C28H34N10O6Cu: colour, brown; mp 230; IR; 1605 m (C=O), 1724 m (C=O, ketone group), 2990 m (NH), 3380 m (OH stretch); 1H NMR; δ: 1.34 (CH3, ethyl group), 2.49 (CH2, ethyl group), 2.87 and 3.30 (2 CH2 of piperazinyl group), 4.0 (H, ring position 5), 8.96 (H, ring position 2), 9.56 (H, carboxylic group); C; H; N found: C 50.11; H 5.15; N 20.83; M 9.50.
C28H34N10O6Zn: colour, off white; mp 278d; IR; 1618 m (C=O), 1730 m (C=O, ketone group), 2985 m (NH), 3420 m (OH stretch); 1H NMR; δ: 1.36 (CH3, ethyl group), 2.57 (CH2, ethyl group), 2.85 and 3.26 (2 CH2 of piperazinyl group), 3.82 (H, ring position 5), 8.85 (H, ring position 2), 9.53 (H, carboxylic group); C; H; N found: C 50.10; H 5.12; N 20.90; M 9.72.
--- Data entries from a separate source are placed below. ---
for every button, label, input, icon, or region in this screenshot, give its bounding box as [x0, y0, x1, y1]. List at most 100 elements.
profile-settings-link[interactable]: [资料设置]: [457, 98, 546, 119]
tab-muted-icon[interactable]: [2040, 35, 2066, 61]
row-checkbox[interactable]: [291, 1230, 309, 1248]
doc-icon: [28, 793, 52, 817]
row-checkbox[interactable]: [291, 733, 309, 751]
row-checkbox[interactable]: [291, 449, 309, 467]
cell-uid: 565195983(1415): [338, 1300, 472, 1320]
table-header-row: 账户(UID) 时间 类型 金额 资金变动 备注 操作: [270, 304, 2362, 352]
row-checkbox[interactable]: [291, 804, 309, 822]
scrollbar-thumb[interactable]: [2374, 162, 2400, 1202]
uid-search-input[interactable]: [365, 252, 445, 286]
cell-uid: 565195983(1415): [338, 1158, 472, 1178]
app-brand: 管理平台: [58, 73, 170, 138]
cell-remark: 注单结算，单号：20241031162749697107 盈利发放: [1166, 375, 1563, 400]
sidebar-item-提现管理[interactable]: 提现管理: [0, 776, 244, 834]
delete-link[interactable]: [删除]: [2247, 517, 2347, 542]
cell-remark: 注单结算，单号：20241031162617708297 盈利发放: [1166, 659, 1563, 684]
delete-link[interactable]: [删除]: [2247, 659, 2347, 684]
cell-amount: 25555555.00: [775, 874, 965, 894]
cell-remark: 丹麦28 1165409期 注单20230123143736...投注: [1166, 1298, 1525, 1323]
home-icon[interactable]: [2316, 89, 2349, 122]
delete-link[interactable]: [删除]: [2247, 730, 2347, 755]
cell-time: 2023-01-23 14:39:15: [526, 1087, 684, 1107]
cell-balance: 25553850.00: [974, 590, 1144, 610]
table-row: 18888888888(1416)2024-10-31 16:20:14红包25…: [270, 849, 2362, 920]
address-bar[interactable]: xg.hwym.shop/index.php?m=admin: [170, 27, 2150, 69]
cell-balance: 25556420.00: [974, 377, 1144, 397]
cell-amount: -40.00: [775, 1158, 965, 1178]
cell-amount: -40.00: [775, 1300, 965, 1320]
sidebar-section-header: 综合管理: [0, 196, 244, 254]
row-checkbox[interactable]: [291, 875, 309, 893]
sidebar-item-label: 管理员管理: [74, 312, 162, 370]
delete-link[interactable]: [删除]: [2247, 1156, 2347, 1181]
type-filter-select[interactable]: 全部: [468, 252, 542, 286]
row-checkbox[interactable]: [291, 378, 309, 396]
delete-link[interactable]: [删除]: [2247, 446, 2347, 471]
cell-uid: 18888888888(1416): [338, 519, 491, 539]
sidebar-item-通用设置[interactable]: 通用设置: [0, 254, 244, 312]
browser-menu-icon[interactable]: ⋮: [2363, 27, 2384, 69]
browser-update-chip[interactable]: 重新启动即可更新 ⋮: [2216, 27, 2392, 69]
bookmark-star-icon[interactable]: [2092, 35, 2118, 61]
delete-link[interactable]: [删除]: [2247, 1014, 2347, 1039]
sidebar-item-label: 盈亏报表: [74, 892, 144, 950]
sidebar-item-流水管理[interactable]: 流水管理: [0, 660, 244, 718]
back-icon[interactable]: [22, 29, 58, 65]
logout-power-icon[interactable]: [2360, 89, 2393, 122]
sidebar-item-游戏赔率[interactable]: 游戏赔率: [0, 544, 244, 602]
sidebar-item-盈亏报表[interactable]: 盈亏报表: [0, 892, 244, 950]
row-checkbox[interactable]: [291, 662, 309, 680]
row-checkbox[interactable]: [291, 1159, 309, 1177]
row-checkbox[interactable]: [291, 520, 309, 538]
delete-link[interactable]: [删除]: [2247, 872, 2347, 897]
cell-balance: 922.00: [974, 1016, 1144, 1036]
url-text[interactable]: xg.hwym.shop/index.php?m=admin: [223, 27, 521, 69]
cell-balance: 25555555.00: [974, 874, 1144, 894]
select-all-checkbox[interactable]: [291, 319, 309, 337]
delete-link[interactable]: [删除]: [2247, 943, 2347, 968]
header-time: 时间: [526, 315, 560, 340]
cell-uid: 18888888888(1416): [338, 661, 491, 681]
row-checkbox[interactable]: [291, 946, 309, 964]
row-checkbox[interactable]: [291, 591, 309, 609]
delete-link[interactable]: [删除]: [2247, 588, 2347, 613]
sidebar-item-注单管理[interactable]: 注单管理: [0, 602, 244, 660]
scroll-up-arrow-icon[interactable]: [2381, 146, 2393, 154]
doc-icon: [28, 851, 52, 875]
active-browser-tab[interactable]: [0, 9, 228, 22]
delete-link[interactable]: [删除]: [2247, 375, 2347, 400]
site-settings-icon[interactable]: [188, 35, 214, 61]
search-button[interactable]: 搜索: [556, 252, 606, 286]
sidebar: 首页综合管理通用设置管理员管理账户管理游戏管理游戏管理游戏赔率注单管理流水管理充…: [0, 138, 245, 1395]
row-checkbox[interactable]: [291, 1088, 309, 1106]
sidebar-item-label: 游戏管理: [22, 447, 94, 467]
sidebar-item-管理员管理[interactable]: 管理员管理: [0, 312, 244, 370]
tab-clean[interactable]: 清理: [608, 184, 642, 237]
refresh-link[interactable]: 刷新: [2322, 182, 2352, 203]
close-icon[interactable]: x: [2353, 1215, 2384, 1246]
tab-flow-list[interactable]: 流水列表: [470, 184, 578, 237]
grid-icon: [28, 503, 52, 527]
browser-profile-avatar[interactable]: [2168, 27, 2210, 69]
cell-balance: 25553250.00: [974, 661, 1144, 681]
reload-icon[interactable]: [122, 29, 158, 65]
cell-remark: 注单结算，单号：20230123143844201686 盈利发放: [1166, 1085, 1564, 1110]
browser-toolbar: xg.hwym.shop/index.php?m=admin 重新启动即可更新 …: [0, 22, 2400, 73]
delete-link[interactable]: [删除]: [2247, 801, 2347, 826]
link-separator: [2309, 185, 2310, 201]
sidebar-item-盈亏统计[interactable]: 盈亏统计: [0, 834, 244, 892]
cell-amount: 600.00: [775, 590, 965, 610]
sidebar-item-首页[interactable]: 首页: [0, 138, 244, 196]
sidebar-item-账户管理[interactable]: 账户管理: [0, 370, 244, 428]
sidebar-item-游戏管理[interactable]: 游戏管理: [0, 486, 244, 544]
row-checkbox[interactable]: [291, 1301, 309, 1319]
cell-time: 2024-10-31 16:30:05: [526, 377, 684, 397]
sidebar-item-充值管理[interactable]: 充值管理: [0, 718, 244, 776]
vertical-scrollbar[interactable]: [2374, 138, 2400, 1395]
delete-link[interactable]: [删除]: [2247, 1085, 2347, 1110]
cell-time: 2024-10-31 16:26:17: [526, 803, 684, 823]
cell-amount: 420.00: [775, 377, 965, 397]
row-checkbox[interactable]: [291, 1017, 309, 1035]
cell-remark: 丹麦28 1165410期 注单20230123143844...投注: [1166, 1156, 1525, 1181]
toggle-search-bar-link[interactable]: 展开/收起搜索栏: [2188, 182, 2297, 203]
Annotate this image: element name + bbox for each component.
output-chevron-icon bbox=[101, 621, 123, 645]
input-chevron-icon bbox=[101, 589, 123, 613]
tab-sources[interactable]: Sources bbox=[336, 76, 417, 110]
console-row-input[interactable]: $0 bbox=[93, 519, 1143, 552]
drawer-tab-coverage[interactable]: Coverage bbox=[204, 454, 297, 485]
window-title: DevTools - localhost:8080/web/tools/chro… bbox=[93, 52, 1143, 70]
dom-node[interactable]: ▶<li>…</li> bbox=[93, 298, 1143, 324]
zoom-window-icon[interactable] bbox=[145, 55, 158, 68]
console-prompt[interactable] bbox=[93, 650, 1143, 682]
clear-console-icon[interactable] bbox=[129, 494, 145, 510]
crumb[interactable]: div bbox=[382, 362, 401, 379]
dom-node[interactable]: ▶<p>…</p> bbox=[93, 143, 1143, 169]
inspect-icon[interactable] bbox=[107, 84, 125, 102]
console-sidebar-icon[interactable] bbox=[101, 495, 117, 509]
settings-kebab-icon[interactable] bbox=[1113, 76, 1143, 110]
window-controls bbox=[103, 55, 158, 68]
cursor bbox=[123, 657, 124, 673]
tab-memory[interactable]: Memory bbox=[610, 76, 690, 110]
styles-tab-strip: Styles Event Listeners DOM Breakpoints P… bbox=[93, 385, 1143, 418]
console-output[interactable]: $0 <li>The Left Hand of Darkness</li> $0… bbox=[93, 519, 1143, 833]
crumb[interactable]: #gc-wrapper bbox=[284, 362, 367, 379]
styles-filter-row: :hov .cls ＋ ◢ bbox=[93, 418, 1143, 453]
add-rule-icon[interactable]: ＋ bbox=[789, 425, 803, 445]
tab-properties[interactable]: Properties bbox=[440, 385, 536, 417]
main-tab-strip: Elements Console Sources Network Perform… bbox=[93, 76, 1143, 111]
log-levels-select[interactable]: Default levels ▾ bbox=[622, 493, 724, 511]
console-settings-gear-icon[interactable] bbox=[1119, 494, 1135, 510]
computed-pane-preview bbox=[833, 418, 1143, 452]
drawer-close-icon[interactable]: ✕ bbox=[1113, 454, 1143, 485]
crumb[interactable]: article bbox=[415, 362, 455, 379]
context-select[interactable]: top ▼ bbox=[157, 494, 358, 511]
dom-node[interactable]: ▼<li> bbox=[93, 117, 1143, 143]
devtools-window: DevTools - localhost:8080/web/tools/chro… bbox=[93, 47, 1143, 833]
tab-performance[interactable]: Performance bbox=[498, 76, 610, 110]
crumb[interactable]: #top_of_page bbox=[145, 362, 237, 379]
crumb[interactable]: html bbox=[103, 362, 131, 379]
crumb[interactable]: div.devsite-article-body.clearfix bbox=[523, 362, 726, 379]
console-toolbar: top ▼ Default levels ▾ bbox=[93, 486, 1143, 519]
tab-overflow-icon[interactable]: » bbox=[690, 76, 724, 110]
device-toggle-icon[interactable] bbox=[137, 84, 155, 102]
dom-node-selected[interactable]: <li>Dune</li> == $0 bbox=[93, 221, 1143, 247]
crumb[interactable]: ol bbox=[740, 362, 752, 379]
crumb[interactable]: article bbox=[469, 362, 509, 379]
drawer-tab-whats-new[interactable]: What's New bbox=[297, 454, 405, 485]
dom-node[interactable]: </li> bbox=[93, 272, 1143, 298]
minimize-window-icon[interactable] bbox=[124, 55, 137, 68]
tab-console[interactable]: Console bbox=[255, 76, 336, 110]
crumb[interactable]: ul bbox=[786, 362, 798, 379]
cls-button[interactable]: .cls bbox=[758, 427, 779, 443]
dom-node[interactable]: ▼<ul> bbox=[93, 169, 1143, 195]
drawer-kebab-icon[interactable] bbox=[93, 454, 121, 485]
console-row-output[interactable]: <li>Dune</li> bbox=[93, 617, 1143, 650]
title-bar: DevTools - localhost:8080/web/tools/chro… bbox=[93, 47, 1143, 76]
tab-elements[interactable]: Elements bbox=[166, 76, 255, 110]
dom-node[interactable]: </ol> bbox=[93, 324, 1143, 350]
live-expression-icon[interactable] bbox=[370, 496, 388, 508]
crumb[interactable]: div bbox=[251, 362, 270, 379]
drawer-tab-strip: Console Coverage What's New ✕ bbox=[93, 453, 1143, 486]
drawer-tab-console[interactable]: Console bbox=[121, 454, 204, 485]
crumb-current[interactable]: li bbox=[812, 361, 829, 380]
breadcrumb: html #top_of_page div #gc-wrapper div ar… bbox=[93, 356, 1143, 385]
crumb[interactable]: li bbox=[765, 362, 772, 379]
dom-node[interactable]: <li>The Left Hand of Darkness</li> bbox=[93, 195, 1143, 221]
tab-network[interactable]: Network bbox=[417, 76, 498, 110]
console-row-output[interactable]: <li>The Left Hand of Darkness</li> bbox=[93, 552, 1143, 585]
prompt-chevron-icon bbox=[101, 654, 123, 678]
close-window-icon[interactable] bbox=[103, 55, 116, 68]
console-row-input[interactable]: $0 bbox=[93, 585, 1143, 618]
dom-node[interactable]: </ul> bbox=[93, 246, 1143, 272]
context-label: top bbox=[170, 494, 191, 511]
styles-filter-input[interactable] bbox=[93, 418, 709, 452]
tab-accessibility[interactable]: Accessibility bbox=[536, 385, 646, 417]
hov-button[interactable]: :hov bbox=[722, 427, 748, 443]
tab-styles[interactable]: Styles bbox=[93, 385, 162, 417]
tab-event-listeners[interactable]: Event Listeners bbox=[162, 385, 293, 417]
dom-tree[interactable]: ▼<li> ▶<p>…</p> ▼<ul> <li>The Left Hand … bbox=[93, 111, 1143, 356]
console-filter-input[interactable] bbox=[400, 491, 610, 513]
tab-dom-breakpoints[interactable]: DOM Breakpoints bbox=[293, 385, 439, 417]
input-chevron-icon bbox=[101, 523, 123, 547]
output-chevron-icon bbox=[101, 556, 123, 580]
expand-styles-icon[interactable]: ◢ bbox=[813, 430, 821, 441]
C28H34N10O6Cd: colour, white; mp 266; IR; 1600 b (C=O), 1720 m (C=O, ketone group), 2980 m (NH), 3440 b (OH stretch); 1H NMR; δ: 1.31 (CH3, ethyl group), 2.55 (CH2, ethyl group), 2.80 and 3.29 (2 CH2 of piperazinyl group), 3.92 (H, ring position 5), 8.89 (H, ring position 2), 9.59 (H, carboxylic group); C; H; N found: C 46.71; H 4.74; N 19.53; M 15.62.
Antibacterial studies
Antibacterial studies of pipemidic acid metal complexes against Gram-positive and Gram-negative organisms, such as Klebsiella Pneumoniae, Proteus mirabilis, Staphylococcus aureus, Corynebacterium hoffmanni, Klebsiella species, Shigella dysentery, Streptococcus faecalis, Corynebacterium diphtheria, Escherichia coli, Pseudomonas aeruginosa, Bacillus species, Citrobacter species, Salmonella typhi, and Streptococcus pyogenes were carried out by disk susceptibility technique. The diffusion technique, according to FDA, was followed used widely in clinical laboratories [15,16,17].